News Archive 2004

Entergy, US Nuclear Industry Wary Of HBO Double Feature
Kristen McNamara
DOW JONES NEWSWIRES
August 20, 2004

NEW YORK (Dow Jones)--Three years after the September 11 terrorist attacks reignited fears about the vulnerability of nuclear reactors, Home Box Office is poised to show a documentary about a controversial plant just north of New York City.

"Indian Point: Imagining the Unimaginable" was developed by the independent company co-owned by Rory Kennedy, sister of Robert Kennedy Jr. He's a staff and board member of Riverkeeper, an environmental organization seeking to shut the twin reactors Entergy Corp. (ETR) operates 35 miles north of midtown Manhattan.

"The documentary questions the condition of the facility, the fitness of the security force, and the diligence of our government's oversight," HBO said in a press release Thursday. It also "investigates why Indian Point has become such a flashpoint following the Sept. 11, 2001 terrorist attacks."

Entergy and industry groups haven't seen the film, but they are concerned it will take a strong antinuclear stance. They worry HBO is amplifying that message by scheduling the film to premier Sept. 9, just ahead of the anniversary of the attacks. It will be shown along with a documentary on the 1986 Chernobyl nuclear disaster's effects on local residents. That documentary, "Chernobyl Heart," was directed by Maryann De Leo and won an Oscar.

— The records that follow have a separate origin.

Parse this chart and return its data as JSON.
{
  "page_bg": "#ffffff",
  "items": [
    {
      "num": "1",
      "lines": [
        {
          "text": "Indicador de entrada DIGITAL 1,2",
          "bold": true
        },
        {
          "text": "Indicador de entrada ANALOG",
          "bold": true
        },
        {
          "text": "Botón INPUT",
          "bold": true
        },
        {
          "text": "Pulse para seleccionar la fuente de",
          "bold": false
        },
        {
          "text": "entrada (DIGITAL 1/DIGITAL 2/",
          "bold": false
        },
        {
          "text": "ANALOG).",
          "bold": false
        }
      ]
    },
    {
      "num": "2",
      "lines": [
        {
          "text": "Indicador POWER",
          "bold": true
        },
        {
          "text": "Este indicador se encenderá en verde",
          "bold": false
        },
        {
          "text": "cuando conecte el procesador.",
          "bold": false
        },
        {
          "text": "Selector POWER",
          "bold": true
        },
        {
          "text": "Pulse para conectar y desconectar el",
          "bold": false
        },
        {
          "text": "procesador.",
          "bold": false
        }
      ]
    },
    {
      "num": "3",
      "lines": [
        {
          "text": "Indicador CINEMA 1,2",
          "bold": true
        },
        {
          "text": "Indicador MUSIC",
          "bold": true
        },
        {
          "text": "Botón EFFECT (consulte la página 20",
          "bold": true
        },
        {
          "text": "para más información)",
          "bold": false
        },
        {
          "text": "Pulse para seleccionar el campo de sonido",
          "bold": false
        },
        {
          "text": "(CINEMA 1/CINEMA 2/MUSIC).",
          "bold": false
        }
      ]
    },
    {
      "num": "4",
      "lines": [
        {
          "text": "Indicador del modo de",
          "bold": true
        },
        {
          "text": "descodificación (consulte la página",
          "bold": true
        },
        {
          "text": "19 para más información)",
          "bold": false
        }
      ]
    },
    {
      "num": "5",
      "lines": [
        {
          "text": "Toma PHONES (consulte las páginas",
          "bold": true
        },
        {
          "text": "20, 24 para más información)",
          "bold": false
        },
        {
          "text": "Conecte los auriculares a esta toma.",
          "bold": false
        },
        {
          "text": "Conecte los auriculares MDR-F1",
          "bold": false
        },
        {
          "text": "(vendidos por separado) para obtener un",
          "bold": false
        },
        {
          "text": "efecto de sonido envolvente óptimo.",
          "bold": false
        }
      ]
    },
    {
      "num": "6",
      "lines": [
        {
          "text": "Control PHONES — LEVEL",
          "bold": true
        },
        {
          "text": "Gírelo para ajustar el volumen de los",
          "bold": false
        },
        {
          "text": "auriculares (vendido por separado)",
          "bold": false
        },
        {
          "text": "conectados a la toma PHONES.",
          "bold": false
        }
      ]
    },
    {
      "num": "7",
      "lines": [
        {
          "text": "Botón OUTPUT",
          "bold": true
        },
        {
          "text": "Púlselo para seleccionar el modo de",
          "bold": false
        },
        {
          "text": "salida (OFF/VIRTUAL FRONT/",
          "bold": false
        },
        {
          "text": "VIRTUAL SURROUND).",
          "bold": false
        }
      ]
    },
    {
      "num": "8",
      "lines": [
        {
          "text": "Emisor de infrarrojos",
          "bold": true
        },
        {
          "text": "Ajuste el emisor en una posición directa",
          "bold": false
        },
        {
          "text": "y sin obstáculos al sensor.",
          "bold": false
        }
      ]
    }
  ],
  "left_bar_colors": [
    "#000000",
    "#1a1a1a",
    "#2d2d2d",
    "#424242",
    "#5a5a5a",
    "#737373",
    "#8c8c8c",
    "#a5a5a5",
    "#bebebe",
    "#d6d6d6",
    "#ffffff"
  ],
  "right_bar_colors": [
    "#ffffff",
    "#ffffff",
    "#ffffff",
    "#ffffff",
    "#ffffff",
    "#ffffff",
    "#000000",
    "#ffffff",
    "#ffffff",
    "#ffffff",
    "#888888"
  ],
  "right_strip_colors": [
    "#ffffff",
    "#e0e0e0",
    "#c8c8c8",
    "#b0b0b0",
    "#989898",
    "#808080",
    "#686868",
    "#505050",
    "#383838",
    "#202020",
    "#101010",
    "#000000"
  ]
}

An HBO spokeswoman said the pay-cable channel doesn't have a political agenda. It took advantage of a rare opportunity to show two different films about a related subject and scheduled them for early September based on their availability and that of their directors, she said.

Entergy Sits Out

Entergy declined to participate in the documentary about its plant because it believed Kennedy would push her brother's anti-Indian Point position, said Larry Gottlieb, director of communications for subsidiary Entergy Nuclear Northeast.

"We knew this was going to be a hatchet job," he said. "If we actively participated, we would be putting the blade on the guillotine."

Indian Point's vulnerability to a terrorist attack came under heightened scrutiny after one of the hijacked planes flew over the plant on its way to the World Trade Center three years ago. Opponents worry about the plant's proximity to the densely populated New York metropolitan area.

Citizens' groups and local lawmakers have called for the facility to be closed, and the counties closest to it refused last year to ratify a plan for evacuating the area in an emergency. That led New York state to reject the evacuation plan, too.

But the Federal Emergency Management Agency upheld the plan as sufficient, and the U.S. Nuclear Regulatory Commission agreed.

Indian Point and other reactors have stepped up security since the attacks, putting government-ordered measures in place aimed at further restricting physical access to the plants. Critics, however, fear they can't defend themselves against the type of attacks September 11 showed terrorists are capable of.

In early 2002, Entergy launched an advertising campaign to counter the growing pressure to shut the plant. The ads said closing the 2,000-megawatt facility would increase the likelihood of power shortages during periods of high demand and cause prices to jump - an argument New York's power grid operator supported.

Entergy purchased Unit 2 at Indian Point from Consolidated Edison Inc. (ED) in 2001, inheriting a legacy of safety problems and poor performance that stemmed from an unexpected shutdown in August 1999 and a February 2000 steam generator tube failure that released a small amount of radioactive steam into the atmosphere.

Unit 3, which the company bought in 2000 from the New York Power Authority, has a better track record. Unit 1 is shut.

Kennedy Connection

HBO said the documentary features representatives from all sides of the Indian Point debate, including the head of the NRC, the former director of FEMA, the executive director of Riverkeeper, Rep. Edward Markey, D-Mass., author Al Franken and Robert Kennedy Jr.

An executive from the Nuclear Energy Institute, which represents the industry, was also interviewed, though the group shared some of Entergy's misgivings, said Steve Kerekes, a spokesman for the institute.

"Obviously given the relationship between the two Kennedys, we voiced our concerns right from the outset," Kerekes said. "Notwithstanding that, we felt it was tremendously important to have some sort of voice in this."

Robert Thompson, professor of media and pop culture at Syracuse University and head of the university's Center for the Study of Popular Television, said documentaries can take a point of view and aren't obliged to present both sides of an argument. Some viewers, however, can come away thinking they've learned all there is to know about nuclear reactors, he said.

HBO could be particularly influential in reviving the push to shut Indian Point. The channel, which has a reputation for high-quality programming, draws an audience of lots of "movers and shakers," Thompson said.

"Whenever you expose a significant-sized audience, which HBO is capable of getting, especially when it might include people with the wherewithal and desire to express civic power, that will go into the overall equation and calculus of what public opinion is," he said.

Media coverage of the film could also increase viewership, as was the case with Michael Moore's Fahrenheit 9/11, Thompson said.